Steelhead LNG Submits Kwispaa Facility Overview to Canadian Regulators

Canadian agencies will begin establishing the scope of environmental assessment of the project, which is scheduled to start up in 2024.

Map showing location of proposed Kwispaa LNG facility
The proposed Kwispaa LNG facility would be constructed off Barkley Sound in British Columbia, on land owned by the Huu-ay-ahy First Nations tribe.
Kwispaa LNG

Steelhead LNG has submitted a project description for its proposed Kwispaa LNG facility in western Canada to the British Columbia Environmental Assessment Office (EAO) and the Canadian Environmental Assessment Agency (CEAA). The filings mark the next phase in development for the project, a partnership between Steelhead and Huu-ay-aht First Nations.

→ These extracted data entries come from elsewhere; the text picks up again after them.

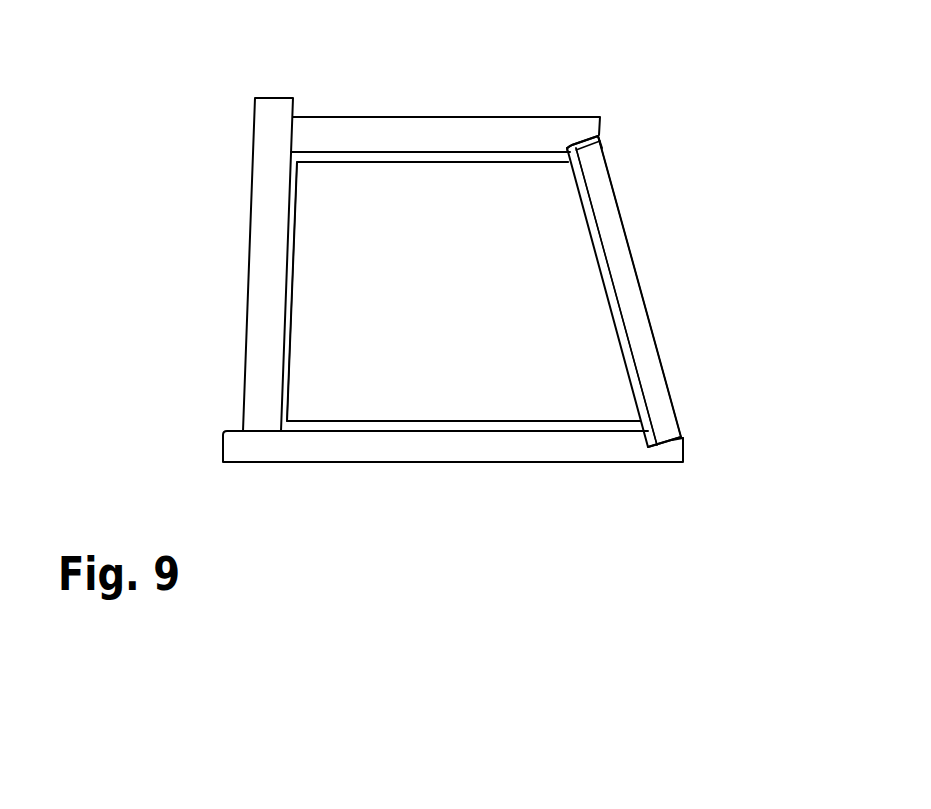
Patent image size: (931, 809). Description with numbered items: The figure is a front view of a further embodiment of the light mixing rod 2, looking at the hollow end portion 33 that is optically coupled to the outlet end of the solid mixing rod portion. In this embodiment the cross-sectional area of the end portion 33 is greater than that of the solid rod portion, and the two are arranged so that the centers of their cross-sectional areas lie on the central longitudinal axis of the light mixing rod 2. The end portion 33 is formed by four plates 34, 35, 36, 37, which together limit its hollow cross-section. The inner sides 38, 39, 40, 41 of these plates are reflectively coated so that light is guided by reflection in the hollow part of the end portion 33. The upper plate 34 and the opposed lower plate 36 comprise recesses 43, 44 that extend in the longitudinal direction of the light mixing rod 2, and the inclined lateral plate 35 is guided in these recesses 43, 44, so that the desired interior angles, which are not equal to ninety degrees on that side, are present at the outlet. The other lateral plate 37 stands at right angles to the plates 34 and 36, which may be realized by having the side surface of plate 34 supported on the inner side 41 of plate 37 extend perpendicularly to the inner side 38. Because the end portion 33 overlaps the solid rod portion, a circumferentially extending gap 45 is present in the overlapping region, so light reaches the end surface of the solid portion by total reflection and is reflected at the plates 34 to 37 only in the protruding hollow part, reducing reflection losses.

The light mixing rod 2 is at (226, 198).
The end portion 33 is at (327, 167).
The plate 34 is at (365, 113).
The plate 35 is at (640, 224).
The plate 36 is at (386, 472).
The plate 37 is at (240, 250).
The inner side 38 is at (369, 155).
The inner side 39 is at (600, 267).
The inner side 40 is at (422, 432).
The inner side 41 is at (285, 272).
The recess 43 is at (583, 142).
The recess 44 is at (668, 440).
The gap 45 is at (622, 355).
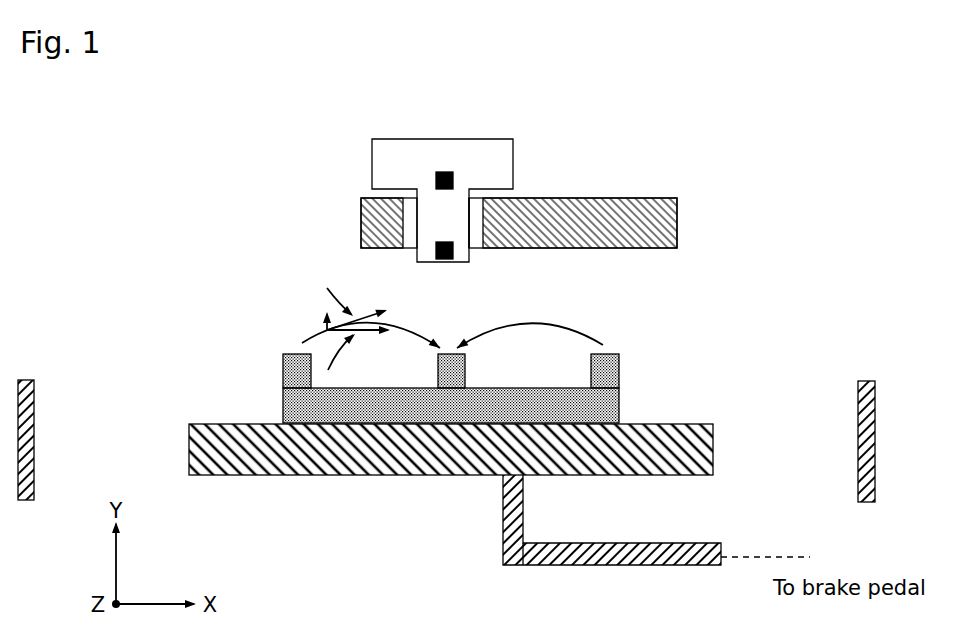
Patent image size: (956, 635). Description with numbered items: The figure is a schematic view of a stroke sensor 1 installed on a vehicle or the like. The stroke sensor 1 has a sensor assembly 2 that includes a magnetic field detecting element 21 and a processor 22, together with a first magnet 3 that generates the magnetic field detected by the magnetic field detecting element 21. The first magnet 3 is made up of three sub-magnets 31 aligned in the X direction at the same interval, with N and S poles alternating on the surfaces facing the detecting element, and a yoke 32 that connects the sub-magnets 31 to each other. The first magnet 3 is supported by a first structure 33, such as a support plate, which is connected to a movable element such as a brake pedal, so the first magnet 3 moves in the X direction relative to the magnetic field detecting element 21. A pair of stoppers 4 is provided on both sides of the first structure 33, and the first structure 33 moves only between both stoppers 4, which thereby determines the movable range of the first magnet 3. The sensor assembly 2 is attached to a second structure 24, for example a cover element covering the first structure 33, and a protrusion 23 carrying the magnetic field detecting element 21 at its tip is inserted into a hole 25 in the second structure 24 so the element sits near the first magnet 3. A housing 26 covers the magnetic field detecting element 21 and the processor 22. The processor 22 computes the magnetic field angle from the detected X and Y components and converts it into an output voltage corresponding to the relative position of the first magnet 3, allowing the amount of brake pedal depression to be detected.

The stroke sensor 1 is at (262, 234).
The sensor assembly 2 is at (391, 132).
The first magnet 3 is at (264, 342).
The stoppers 4 is at (26, 380).
The magnetic field detecting element 21 is at (444, 262).
The processor 22 is at (445, 172).
The protrusion 23 is at (428, 223).
The second structure 24 is at (597, 198).
The hole 25 is at (478, 228).
The housing 26 is at (492, 139).
The sub-magnets 31 is at (283, 375).
The yoke 32 is at (283, 405).
The first structure 33 is at (705, 424).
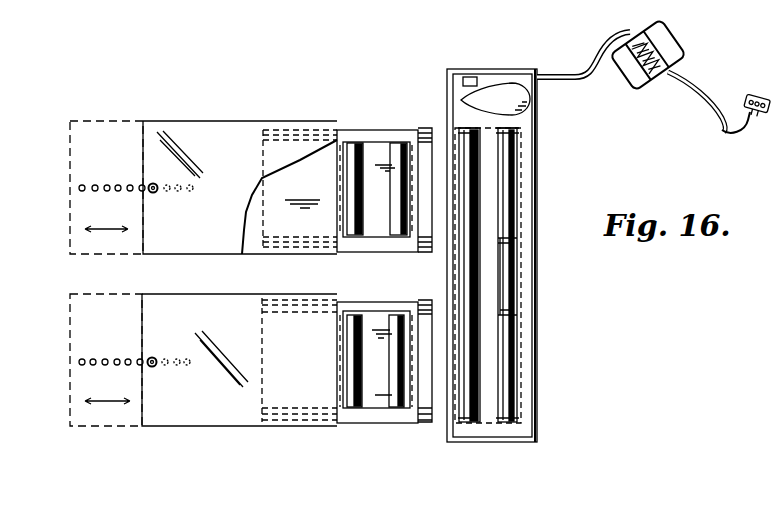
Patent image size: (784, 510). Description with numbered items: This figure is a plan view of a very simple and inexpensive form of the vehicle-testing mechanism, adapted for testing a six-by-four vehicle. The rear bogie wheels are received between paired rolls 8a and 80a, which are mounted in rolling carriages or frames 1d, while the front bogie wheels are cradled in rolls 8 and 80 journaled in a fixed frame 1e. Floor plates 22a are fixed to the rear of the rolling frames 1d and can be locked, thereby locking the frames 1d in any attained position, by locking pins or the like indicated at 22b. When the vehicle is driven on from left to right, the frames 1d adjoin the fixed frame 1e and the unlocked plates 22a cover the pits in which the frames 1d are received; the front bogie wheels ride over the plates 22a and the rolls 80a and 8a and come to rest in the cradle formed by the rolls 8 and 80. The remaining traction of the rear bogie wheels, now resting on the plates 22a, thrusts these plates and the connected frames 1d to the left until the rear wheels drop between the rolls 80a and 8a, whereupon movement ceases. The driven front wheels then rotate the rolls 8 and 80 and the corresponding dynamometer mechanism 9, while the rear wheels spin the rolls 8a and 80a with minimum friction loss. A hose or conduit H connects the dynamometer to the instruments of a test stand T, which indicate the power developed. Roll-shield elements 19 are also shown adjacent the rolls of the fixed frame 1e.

The floor plate 22a is at (245, 124).
The locking pin 22b is at (118, 185).
The rolling frame 1d is at (408, 132).
The roll 80a is at (348, 143).
The roll 8a is at (394, 143).
The fixed frame 1e is at (528, 192).
The dynamometer mechanism 9 is at (503, 92).
The roll 80 is at (467, 274).
The roll 8 is at (507, 268).
The strip segment 19 is at (507, 217).
The hose or conduit H is at (592, 50).
The test stand T is at (676, 38).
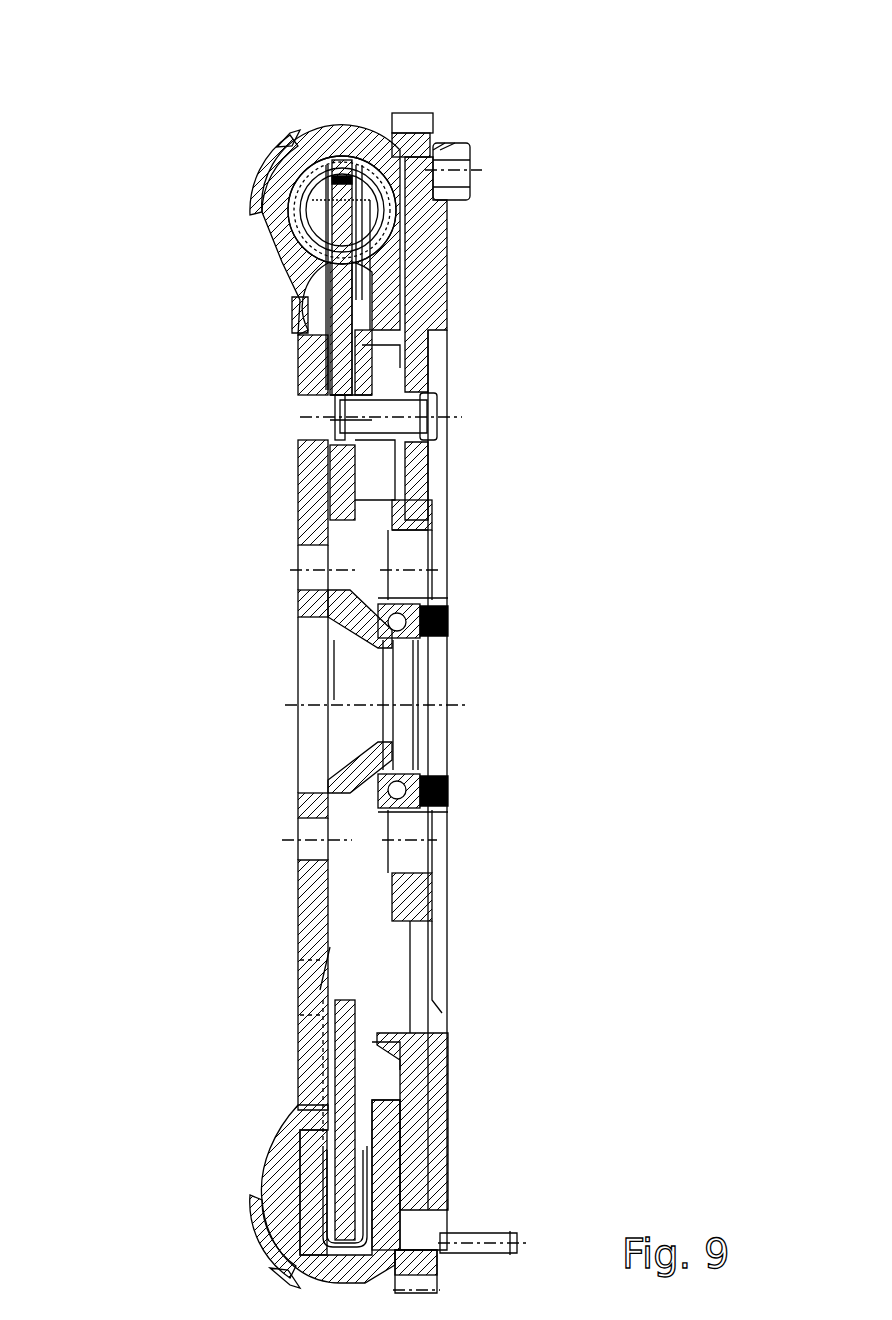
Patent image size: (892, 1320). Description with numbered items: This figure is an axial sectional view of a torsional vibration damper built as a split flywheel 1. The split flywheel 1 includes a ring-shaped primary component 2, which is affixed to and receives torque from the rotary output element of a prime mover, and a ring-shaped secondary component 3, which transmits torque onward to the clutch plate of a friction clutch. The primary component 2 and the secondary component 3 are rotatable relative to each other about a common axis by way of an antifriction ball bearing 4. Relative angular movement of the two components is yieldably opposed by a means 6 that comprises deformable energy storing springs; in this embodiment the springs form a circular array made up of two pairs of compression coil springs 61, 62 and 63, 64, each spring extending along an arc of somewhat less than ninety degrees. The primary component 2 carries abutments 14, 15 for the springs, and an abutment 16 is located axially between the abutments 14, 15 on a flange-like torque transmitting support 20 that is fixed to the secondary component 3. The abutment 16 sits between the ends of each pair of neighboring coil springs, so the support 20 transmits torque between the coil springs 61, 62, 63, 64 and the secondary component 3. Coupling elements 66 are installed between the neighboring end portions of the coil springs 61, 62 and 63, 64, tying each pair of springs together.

The split flywheel 1 is at (462, 118).
The primary component 2 is at (307, 503).
The secondary component 3 is at (420, 482).
The antifriction ball bearing 4 is at (438, 602).
The means for yieldably opposing angular movements 6 is at (292, 258).
The abutment 14 is at (309, 160).
The abutment 15 is at (370, 152).
The abutment 16 is at (339, 155).
The flange-like torque transmitting support 20 is at (338, 367).
The compression coil spring 61 is at (266, 218).
The compression coil spring 62 is at (288, 138).
The compression coil spring 63 is at (273, 1236).
The compression coil spring 64 is at (285, 1278).
The coupling element 66 is at (300, 338).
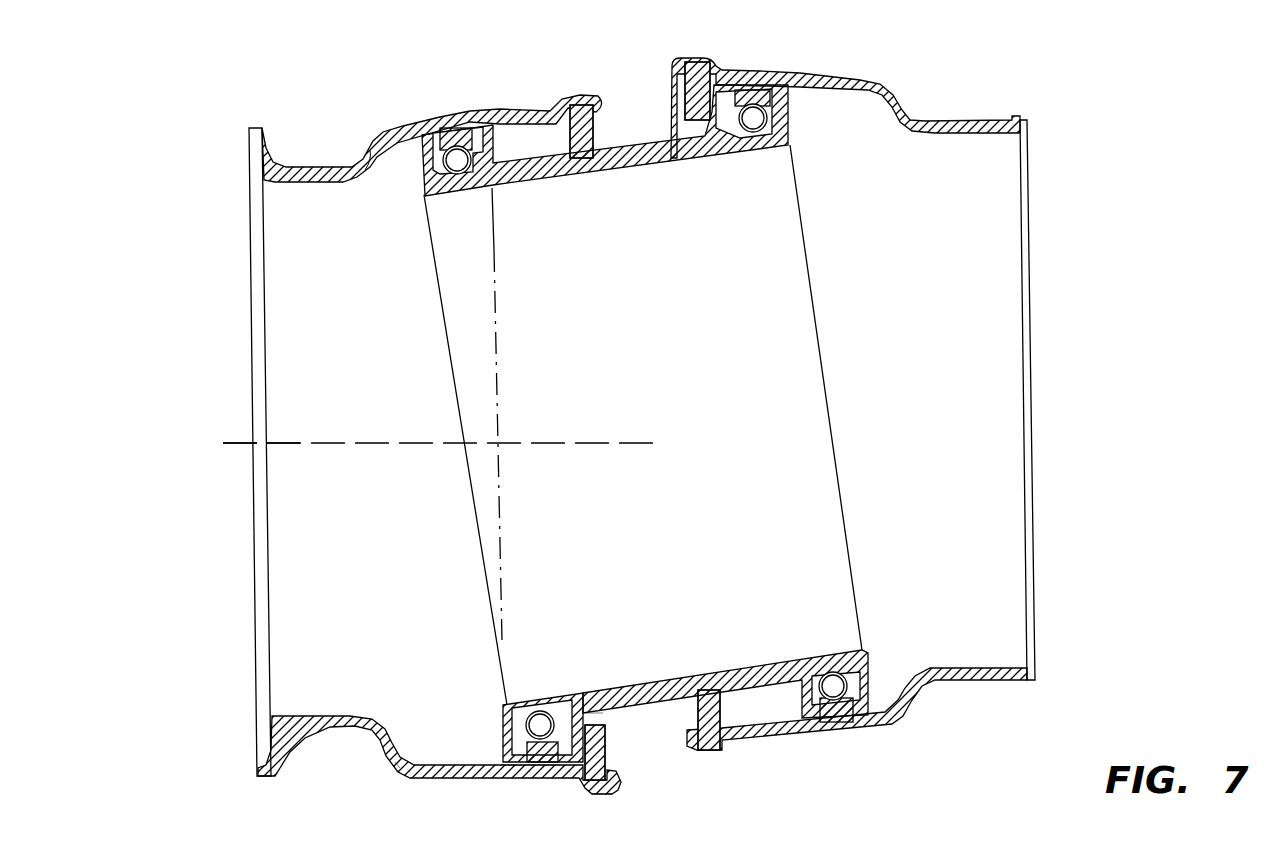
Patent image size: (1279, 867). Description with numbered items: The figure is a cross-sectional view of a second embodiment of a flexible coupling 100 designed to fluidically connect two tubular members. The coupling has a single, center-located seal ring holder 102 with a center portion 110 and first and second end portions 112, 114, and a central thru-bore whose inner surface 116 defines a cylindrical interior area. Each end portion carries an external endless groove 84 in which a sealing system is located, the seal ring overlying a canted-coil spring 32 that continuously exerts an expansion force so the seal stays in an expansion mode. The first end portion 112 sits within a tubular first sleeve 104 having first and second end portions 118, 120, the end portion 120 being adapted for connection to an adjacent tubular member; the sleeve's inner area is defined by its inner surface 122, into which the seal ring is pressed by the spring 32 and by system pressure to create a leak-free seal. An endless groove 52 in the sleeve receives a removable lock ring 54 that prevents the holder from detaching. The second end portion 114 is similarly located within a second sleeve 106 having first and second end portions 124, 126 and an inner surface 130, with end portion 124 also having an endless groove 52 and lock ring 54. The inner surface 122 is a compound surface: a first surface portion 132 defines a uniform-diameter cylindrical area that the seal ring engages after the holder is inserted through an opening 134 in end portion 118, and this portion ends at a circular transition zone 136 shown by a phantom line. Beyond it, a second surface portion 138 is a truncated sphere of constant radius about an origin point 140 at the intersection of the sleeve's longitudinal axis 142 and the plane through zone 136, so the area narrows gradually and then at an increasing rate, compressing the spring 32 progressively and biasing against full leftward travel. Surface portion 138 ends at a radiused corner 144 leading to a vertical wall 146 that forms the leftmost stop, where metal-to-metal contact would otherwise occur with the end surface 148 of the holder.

The flexible coupling 100 is at (630, 435).
The seal ring holder 102 is at (515, 460).
The first sleeve 104 is at (418, 454).
The second sleeve 106 is at (884, 402).
The center portion 110 is at (640, 142).
The first end portion 112 is at (503, 752).
The second end portion 114 is at (868, 667).
The inner surface 116 is at (633, 168).
The first end portion 118 is at (614, 790).
The second end portion 120 is at (253, 128).
The inner surface 122 is at (372, 710).
The first end portion 124 is at (712, 62).
The second end portion 126 is at (1030, 120).
The inner surface 130 is at (902, 138).
The first surface portion 132 is at (546, 118).
The opening 134 is at (592, 717).
The transition zone 136 is at (497, 298).
The second surface portion 138 is at (430, 757).
The origin point 140 is at (500, 442).
The longitudinal axis 142 is at (238, 447).
The radiused corner 144 is at (388, 142).
The vertical wall 146 is at (383, 160).
The end surface 148 is at (420, 185).
The canted-coil spring 32 is at (531, 718).
The external endless groove 84 is at (550, 705).
The endless groove 52 is at (722, 745).
The lock ring 54 is at (605, 748).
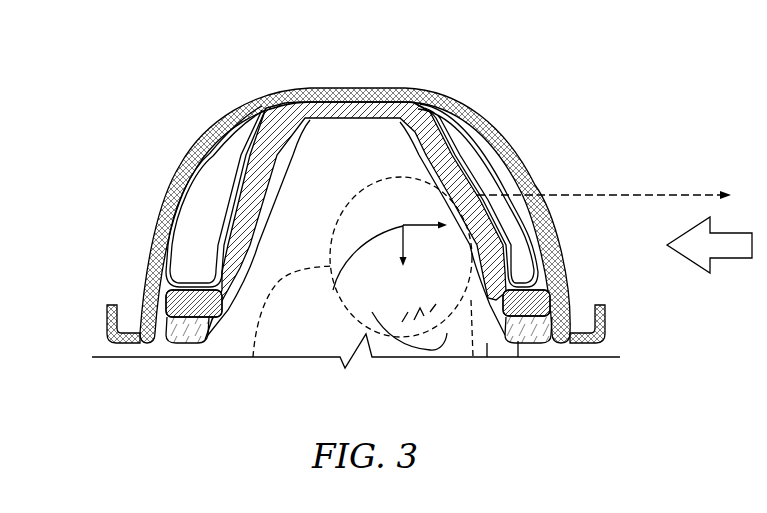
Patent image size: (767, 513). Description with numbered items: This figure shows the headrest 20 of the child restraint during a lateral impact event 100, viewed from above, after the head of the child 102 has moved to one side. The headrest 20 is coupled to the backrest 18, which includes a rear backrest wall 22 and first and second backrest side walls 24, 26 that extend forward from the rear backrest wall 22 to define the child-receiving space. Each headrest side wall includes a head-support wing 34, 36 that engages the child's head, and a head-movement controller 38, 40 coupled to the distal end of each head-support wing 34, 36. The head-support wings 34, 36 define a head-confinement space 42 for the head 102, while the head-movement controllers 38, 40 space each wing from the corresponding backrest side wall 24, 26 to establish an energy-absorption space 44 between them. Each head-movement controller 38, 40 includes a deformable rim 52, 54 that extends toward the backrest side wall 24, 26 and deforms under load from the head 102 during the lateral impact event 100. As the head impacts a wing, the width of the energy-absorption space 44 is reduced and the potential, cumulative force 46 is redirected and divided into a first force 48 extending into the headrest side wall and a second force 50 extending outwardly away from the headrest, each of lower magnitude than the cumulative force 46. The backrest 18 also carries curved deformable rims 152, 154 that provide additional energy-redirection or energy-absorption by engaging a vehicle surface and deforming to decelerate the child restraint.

The backrest 18 is at (355, 209).
The headrest 20 is at (385, 90).
The rear backrest wall 22 is at (347, 181).
The first backrest side wall 24 is at (155, 242).
The second backrest side wall 26 is at (508, 148).
The head-support wing 34 is at (253, 170).
The head-support wing 36 is at (480, 207).
The head-movement controller 38 is at (168, 265).
The head-movement controller 40 is at (543, 263).
The head-confinement space 42 is at (268, 243).
The energy-absorption space 44 is at (230, 152).
The potential, cumulative force 46 is at (696, 195).
The first force 48 is at (403, 226).
The second force 50 is at (345, 258).
The deformable rim 52 is at (187, 302).
The deformable rim 54 is at (526, 302).
The lateral impact event 100 is at (730, 263).
The head of the child 102 is at (485, 168).
The deformable rim 152 is at (104, 322).
The deformable rim 154 is at (607, 316).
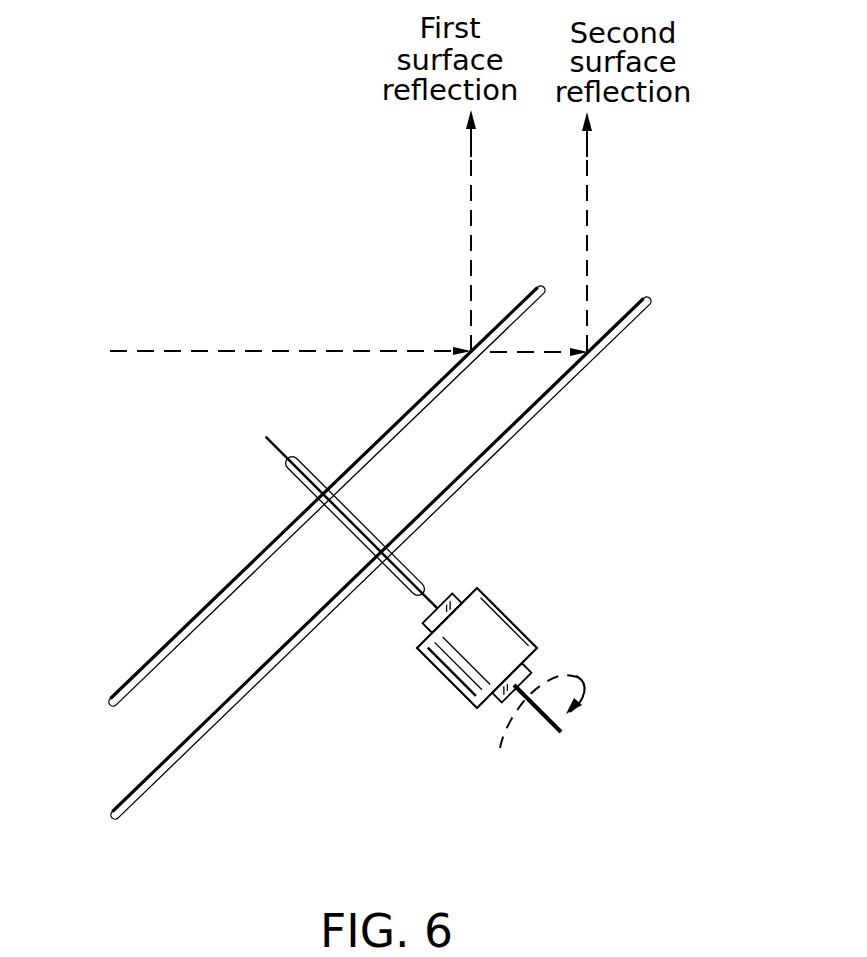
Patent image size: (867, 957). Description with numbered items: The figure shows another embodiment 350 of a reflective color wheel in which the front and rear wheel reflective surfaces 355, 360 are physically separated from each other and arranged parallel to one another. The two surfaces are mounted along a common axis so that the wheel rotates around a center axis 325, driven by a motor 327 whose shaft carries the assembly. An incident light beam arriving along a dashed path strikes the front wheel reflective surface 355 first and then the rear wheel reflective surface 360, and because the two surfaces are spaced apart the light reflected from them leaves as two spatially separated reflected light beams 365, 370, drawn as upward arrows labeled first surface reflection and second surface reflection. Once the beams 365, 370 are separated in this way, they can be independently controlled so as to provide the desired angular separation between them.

The center axis 325 is at (563, 698).
The motor 327 is at (468, 658).
The color wheel embodiment 350 is at (603, 525).
The front wheel reflective surface 355 is at (168, 635).
The rear wheel reflective surface 360 is at (142, 782).
The first reflected light beam 365 is at (470, 207).
The second reflected light beam 370 is at (588, 210).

Kwispaa LNG is a proposed export facility located at Sarita Bay on Vancouver Island, on land owned by the Huu-ay-aht First Nations. Front-end engineering and design work is expected to begin in early 2019. A final investment decision (FID) on the project is expected in 2020, and the first phase of production is expected to begin by the end of 2024. Steelhead said it will have a 12-mtpa [metric tonnes per annum] capacity upon startup, with the ability to expand to 24 mtpa in the future.

Steelhead and Huu-ay-aht will co-manage the facility. Companies have been invited to bid for engineering and construction contracts for the project’s topsides, marine facilities, pre-treatment, and onshore plant facilities. Last month, Steelhead and Huu-ay-aht signed a contract with Hyundai Heavy Industries for the engineering and design of two at-shore terminal hulls, each of which would cost approximately $500 million and contain five tanks that could store 280,000 m3 of LNG.

“From the beginning, we have believed in developing LNG projects in Canada that emphasize relationships with First Nations and respect their role as stewards of the environment,” Steelhead LNG CEO Nigel Kuzemko said in a statement.

The filings come on the heels of Shell’s FID for Canada’s first LNG plant, which is also scheduled to begin production in the mid-2020s. They will allow the British Columbia EAO and the CEAA to work with Kwispaa LNG to envelope the scope of the environmental assessment of the project. Steelhead said that “extensive First Nations and community engagement” has already identified areas of particular interest, such as marine shipping, that will be a focus of the environmental studies.

The project includes 620 miles of pipelines to transport natural gas from northeast British Columbia and Alberta.